Isolation levels

Isolation levels refers to how a database maintains the integrity of transactions. When a transaction is being processed, the isolation level that is in effect determines whether, or how, the transaction might be affected by other concurrent database operations.

FaunaDB supports three isolation levels:

The following table summarizes FaunaDB’s consistency levels under different conditions:

Index Reads Read‑Write Read‑Only

None (instances only)

Strict Serializability

Serializable*

Only serialized or unique indexes

Strict Serializability

Serializable*

Non-serialized indexes

Snapshot Isolation

Snapshot Isolation

* Read-only transactions are, by default, serializable in FaunaDB for non-index reads. Reads can opt-in to strict serializability by using the linearized endpoint, or by including a no-op write in the transaction.

Serializability

Serializability guarantees that the execution of a set of transactions on multiple items is equivalent to some serial-ordered execution of those transactions. Serializability has been regarded as the gold standard of isolation. A system that guarantees serializability is able to process transactions concurrently, but guarantees that the final result is equivalent to having processed the transactions serially, one after the other with no concurrency. This is an incredibly powerful guarantee that has withstood the test of time, enabling robust and bug-free applications to be built on top of it.

What makes serializable isolation so powerful is that the application developer doesn’t have to reason about concurrency at all. The developer just has to focus on the correctness of individual transactions in isolation. As long as each individual transaction doesn’t violate the semantics of an application, the developer is ensured that running many of them concurrently will also not violate the semantics of the application.

Strict Serializability

Although serializability works fine in the context of a single database server, it is not as consistent as it seems when it comes to a distributed global database.

The first limitation of serializability is that it does not constrain how the equivalent serial order of transactions is picked. Given a set of concurrently executing transactions, the system guarantees that they will be processed equivalently to a serial order, but it doesn’t guarantee any particular serial order. As a result, two replicas that are given an identical set of concurrent transactions to process may end up in very different final states, because they chose to process the transactions in different equivalent serial orders. Therefore, replication of databases that guarantee "only" serializability cannot occur by simply replicating the input and having each replica process the input simultaneously. Instead, one replica must process the workload first, and a detailed set of state changes generated from that initial processing is replicated (thereby increasing the amount of data that must be sent over the network, and causing other replicas to lag behind the primary).

The second, but related, limitation of serializability is that the picked order of transactions doesn’t have to be at all related to the order of transactions that were submitted to the system. A transaction Y that was submitted after transaction X may be processed in an equivalent serial order with Y before X.

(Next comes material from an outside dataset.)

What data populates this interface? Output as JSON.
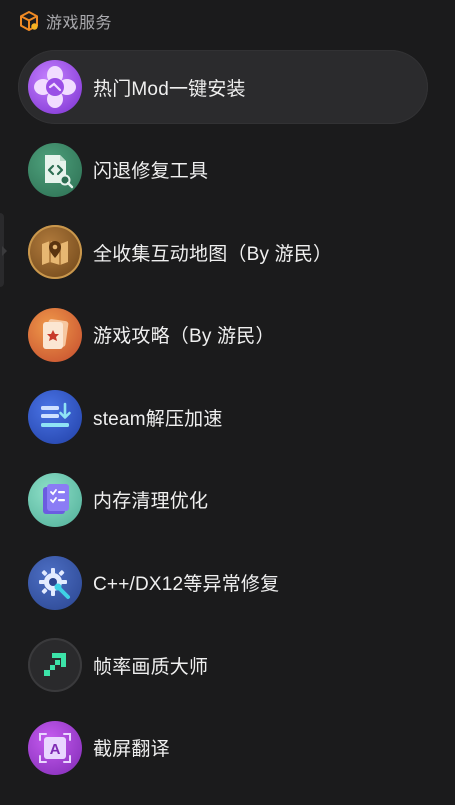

Strict serializability adds a simple extra constraint on top of serializability. If transaction Y starts after transaction X completes, which means that X and Y are not (by definition) concurrent, then a system that guarantees strict serializability guarantees that both:

  1. the final state is equivalent to processing transactions in a serial order, and

  2. X must be before Y in that serial order.

For an application that applies transactions serially, these guarantees would seem obvious: when Y comes after X, X is before Y. However, strict serializability is particularly difficult to attain in distributed databases. In a typical distributed database, the factors influencing whether strict serializability can be maintained, or is even possible, include: replication strategy, clock drift, network jitter, variable CPU workloads, etc.

Snapshot

FaunaDB indexes maintain a virtual snapshot of participating instances. When an index is used in a transaction, the instances associated with the index are evaluated, guaranteeing isolation for read and write queries.